Elgasr Song CD reviewed

ELGAR SONGS ON CHANDOS REVIEWED



Where Corals Lie Sir Edward Elgar Sitkovetsky, Glynn Chandos 20236

First things first, with many congratulations on turning this release around so quickly, set down in spring, released in autumn – and recorded in the Yehudi Menuhin School, founded by the youthful young violinist who invigorated Elgar's final years.
The acoustic here is wonderful, but recorded balance between soprano Julia Sitkovetsky and pianist Christopher Glynn is not too satisfactory; the fault lies at the feet of the composer.
It was perhaps a mistake to begin with Sea Pictures, conceived so perfectly for voice and orchestra. Elgar's own piano version of this richly-textured song-cycle gives a thick prominence to the keyboard, clouding and indeed distancing vocal enunciation. Some of the piano contributions come over as grotesque, with unidiomatic octave tremolandi in the left hand. The orchestration is one of the redeeming features of this less-than-perfect work, but its removal here makes matters uncomfortable, not least for the heroic soprano; and we are more used to hearing the piece sung in mezzo-soprano registers.
Offerings conceived initially for voice and piano fare much better in this Journey through Songs by Sir Edward Elgar (I don't understand why we need the honorific spattering the editorial content, though Elgar would have loved it), emerging with spontaneity and freshness.
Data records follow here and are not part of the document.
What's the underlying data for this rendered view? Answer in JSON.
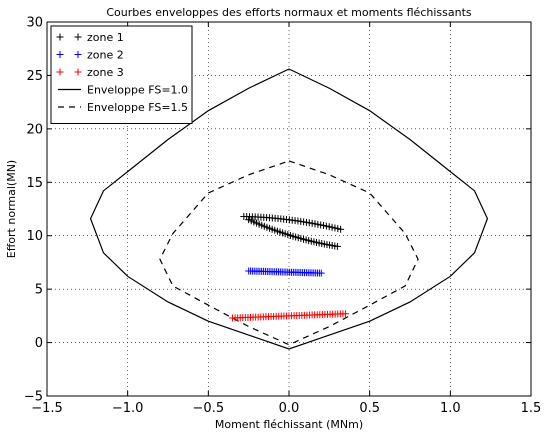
{
  "chart_data": {
    "type": "scatter",
    "title": "Courbes enveloppes des efforts normaux et moments fléchissants",
    "xlabel": "Moment fléchissant (MNm)",
    "ylabel": "Effort normal(MN)",
    "xlim": [
      -1.5,
      1.5
    ],
    "ylim": [
      -5,
      30
    ],
    "xticks": [
      -1.5,
      -1.0,
      -0.5,
      0.0,
      0.5,
      1.0,
      1.5
    ],
    "xtick_labels": [
      "−1.5",
      "−1.0",
      "−0.5",
      "0.0",
      "0.5",
      "1.0",
      "1.5"
    ],
    "yticks": [
      -5,
      0,
      5,
      10,
      15,
      20,
      25,
      30
    ],
    "ytick_labels": [
      "−5",
      "0",
      "5",
      "10",
      "15",
      "20",
      "25",
      "30"
    ],
    "grid": true,
    "legend_position": "top-left",
    "series": [
      {
        "name": "zone 1",
        "kind": "markers",
        "marker": "+",
        "color": "#000000",
        "segments": [
          {
            "x_start": -0.28,
            "y_start": 11.8,
            "x_end": 0.32,
            "y_end": 10.6,
            "points": 35,
            "sag": 0.25
          },
          {
            "x_start": -0.25,
            "y_start": 11.5,
            "x_end": 0.3,
            "y_end": 9.0,
            "points": 35,
            "sag": -0.3
          }
        ]
      },
      {
        "name": "zone 2",
        "kind": "markers",
        "marker": "+",
        "color": "#0000ff",
        "segments": [
          {
            "x_start": -0.25,
            "y_start": 6.7,
            "x_end": 0.2,
            "y_end": 6.5,
            "points": 40,
            "sag": 0
          }
        ]
      },
      {
        "name": "zone 3",
        "kind": "markers",
        "marker": "+",
        "color": "#ff0000",
        "segments": [
          {
            "x_start": -0.35,
            "y_start": 2.3,
            "x_end": 0.35,
            "y_end": 2.7,
            "points": 45,
            "sag": 0
          }
        ]
      },
      {
        "name": "Enveloppe FS=1.0",
        "kind": "line",
        "dash": "solid",
        "color": "#000000",
        "points": [
          [
            0.0,
            25.6
          ],
          [
            0.25,
            23.8
          ],
          [
            0.5,
            21.7
          ],
          [
            0.75,
            19.0
          ],
          [
            1.0,
            16.0
          ],
          [
            1.15,
            14.2
          ],
          [
            1.23,
            11.6
          ],
          [
            1.15,
            8.4
          ],
          [
            1.0,
            6.2
          ],
          [
            0.75,
            3.8
          ],
          [
            0.5,
            2.0
          ],
          [
            0.25,
            0.7
          ],
          [
            0.0,
            -0.6
          ],
          [
            -0.25,
            0.7
          ],
          [
            -0.5,
            2.0
          ],
          [
            -0.75,
            3.8
          ],
          [
            -1.0,
            6.2
          ],
          [
            -1.15,
            8.4
          ],
          [
            -1.23,
            11.6
          ],
          [
            -1.15,
            14.2
          ],
          [
            -1.0,
            16.0
          ],
          [
            -0.75,
            19.0
          ],
          [
            -0.5,
            21.7
          ],
          [
            -0.25,
            23.8
          ],
          [
            0.0,
            25.6
          ]
        ]
      },
      {
        "name": "Enveloppe FS=1.5",
        "kind": "line",
        "dash": "dashed",
        "color": "#000000",
        "points": [
          [
            0.0,
            17.0
          ],
          [
            0.25,
            15.7
          ],
          [
            0.5,
            14.0
          ],
          [
            0.72,
            10.2
          ],
          [
            0.8,
            7.8
          ],
          [
            0.72,
            5.3
          ],
          [
            0.5,
            3.5
          ],
          [
            0.25,
            1.5
          ],
          [
            0.0,
            -0.2
          ],
          [
            -0.25,
            1.5
          ],
          [
            -0.5,
            3.5
          ],
          [
            -0.72,
            5.3
          ],
          [
            -0.8,
            7.8
          ],
          [
            -0.72,
            10.2
          ],
          [
            -0.5,
            14.0
          ],
          [
            -0.25,
            15.7
          ],
          [
            0.0,
            17.0
          ]
        ]
      }
    ]
  }
}
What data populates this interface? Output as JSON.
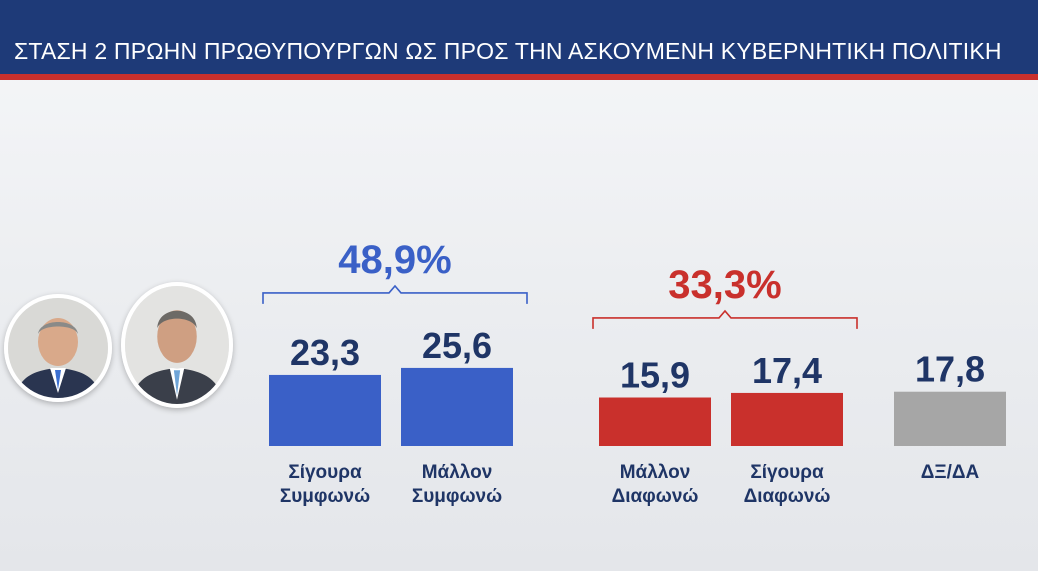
{
  "header": {
    "title": "ΣΤΑΣΗ 2 ΠΡΩΗΝ ΠΡΩΘΥΠΟΥΡΓΩΝ  ΩΣ ΠΡΟΣ ΤΗΝ ΑΣΚΟΥΜΕΝΗ ΚΥΒΕΡΝΗΤΙΚΗ ΠΟΛΙΤΙΚΗ"
  },
  "colors": {
    "header_bg": "#1e3a78",
    "header_accent": "#c9302c",
    "agree": "#3a60c7",
    "disagree": "#c9302c",
    "neutral": "#a6a6a6",
    "label_navy": "#1f3566"
  },
  "portraits": [
    {
      "icon": "person-portrait-icon"
    },
    {
      "icon": "person-portrait-icon"
    }
  ],
  "chart_data": {
    "type": "bar",
    "categories": [
      [
        "Σίγουρα",
        "Συμφωνώ"
      ],
      [
        "Μάλλον",
        "Συμφωνώ"
      ],
      [
        "Μάλλον",
        "Διαφωνώ"
      ],
      [
        "Σίγουρα",
        "Διαφωνώ"
      ],
      [
        "ΔΞ/ΔΑ"
      ]
    ],
    "values": [
      23.3,
      25.6,
      15.9,
      17.4,
      17.8
    ],
    "value_labels": [
      "23,3",
      "25,6",
      "15,9",
      "17,4",
      "17,8"
    ],
    "bar_colors": [
      "#3a60c7",
      "#3a60c7",
      "#c9302c",
      "#c9302c",
      "#a6a6a6"
    ],
    "groups": [
      {
        "label": "48,9%",
        "value": 48.9,
        "members": [
          0,
          1
        ],
        "color": "#3a60c7"
      },
      {
        "label": "33,3%",
        "value": 33.3,
        "members": [
          2,
          3
        ],
        "color": "#c9302c"
      }
    ],
    "grid": false,
    "legend": "none"
  }
}
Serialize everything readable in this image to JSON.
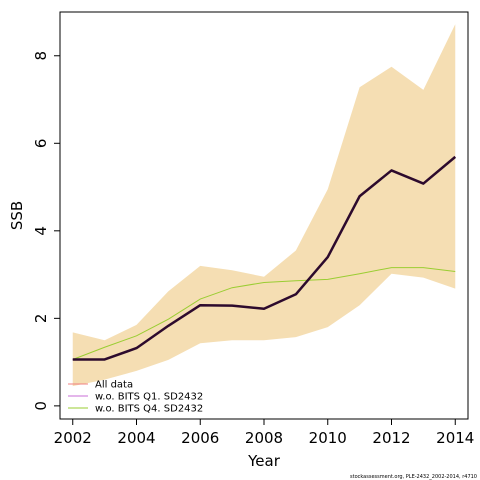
{
  "chart_data": {
    "type": "line",
    "xlabel": "Year",
    "ylabel": "SSB",
    "xlim": [
      2001.6,
      2014.4
    ],
    "ylim": [
      -0.3,
      9.0
    ],
    "x_ticks": [
      2002,
      2004,
      2006,
      2008,
      2010,
      2012,
      2014
    ],
    "y_ticks": [
      0,
      2,
      4,
      6,
      8
    ],
    "grid": false,
    "legend_position": "bottom-left",
    "x": [
      2002,
      2003,
      2004,
      2005,
      2006,
      2007,
      2008,
      2009,
      2010,
      2011,
      2012,
      2013,
      2014
    ],
    "confidence_band": {
      "color": "#f5deb3",
      "lower": [
        0.45,
        0.6,
        0.8,
        1.05,
        1.43,
        1.5,
        1.5,
        1.57,
        1.8,
        2.3,
        3.02,
        2.93,
        2.68
      ],
      "upper": [
        1.68,
        1.5,
        1.85,
        2.62,
        3.2,
        3.1,
        2.95,
        3.55,
        4.95,
        7.28,
        7.75,
        7.22,
        8.72
      ]
    },
    "series": [
      {
        "name": "All data",
        "color": "#f08080",
        "values": [
          1.06,
          1.06,
          1.32,
          1.83,
          2.3,
          2.29,
          2.22,
          2.55,
          3.4,
          4.79,
          5.38,
          5.08,
          5.69
        ]
      },
      {
        "name": "w.o. BITS Q1. SD2432",
        "color": "#c86dd7",
        "values": [
          1.06,
          1.06,
          1.32,
          1.83,
          2.3,
          2.29,
          2.22,
          2.55,
          3.4,
          4.79,
          5.38,
          5.08,
          5.69
        ]
      },
      {
        "name": "w.o. BITS Q4. SD2432",
        "color": "#9acd32",
        "values": [
          1.06,
          1.34,
          1.6,
          1.98,
          2.44,
          2.7,
          2.82,
          2.86,
          2.89,
          3.02,
          3.16,
          3.16,
          3.07
        ]
      }
    ],
    "base_line": {
      "color": "#2d0a2d",
      "values": [
        1.06,
        1.06,
        1.32,
        1.83,
        2.3,
        2.29,
        2.22,
        2.55,
        3.4,
        4.79,
        5.38,
        5.08,
        5.69
      ]
    }
  },
  "credit": "stockassessment.org, PLE-2432_2002-2014, r4710"
}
Items from the Sieben Lieder (note the German at this aspiring stage in the composer's career) make telling points in these performances, such as the touching two-voice dialogue in A Song of Autumn, and the Rondel a poignant link across the centuries to Froissart, subject of Elgar's first great orchestral overture.
Sitkovetsky responds willingly to the declamatory soul-baring of The Torch, words by Pietro d'Alba (Peter the white rabbit, an Elgar alias), and Glynn handles well the spectacular piano introduction to the immediately subsequent The River. Pleading, with so many tempo changes in its short span, benefits from the soprano's unaffected simplicity of delivery, and The Muleteer's Serenade is a captivating example of Elgar's Spanish affinities.
The Self Banished is a fine example of the well-read Elgar's wide range of literary sources, and usually he landed on a winner, such as here with the 17th-century poet Edmund Waller, Elgar homing into him for this setting whilst still in his teens. Christopher Glynn negotiates the generous accompaniment with huge satisfaction.
But this is a bit of a problem with Elgar songs. The piano introductions are so fulsome, so "listen to me" instead of getting to the kernel of the text in question. This release reveals the many composers to whom Elgar turned for inspiration, Schubert. Schumann, Brahms, Strauss and several French contemporaries among them, but their introductions were concise, immediately mood-setting, unlike many of these overblown announcements.
We end with a return to transcriptions. In Moonlight is an effective enough word-setting of the viola solo "Canto Popolare" in the scintillating In the South Overture, When the Spring Comes Round is a dutifully heroic excerpt from Une voix dans le desert, composed early on in the Great War by Elgar to support the Belgian war effort, and Pansies takes us right back to the start of Elgar's career, and his composition of Salut d'Amour for his future wife Caroline Alice Roberts.
Julia Sitkovetsky and Christopher Glynn do their best in what is admittedly uneven, often unidiomatic material. Insert-notes are generally greatly informative, though no-one, not even in all my compendious library of Elgar books, can tell me who was "Yvonne", dedicatee of The Torch.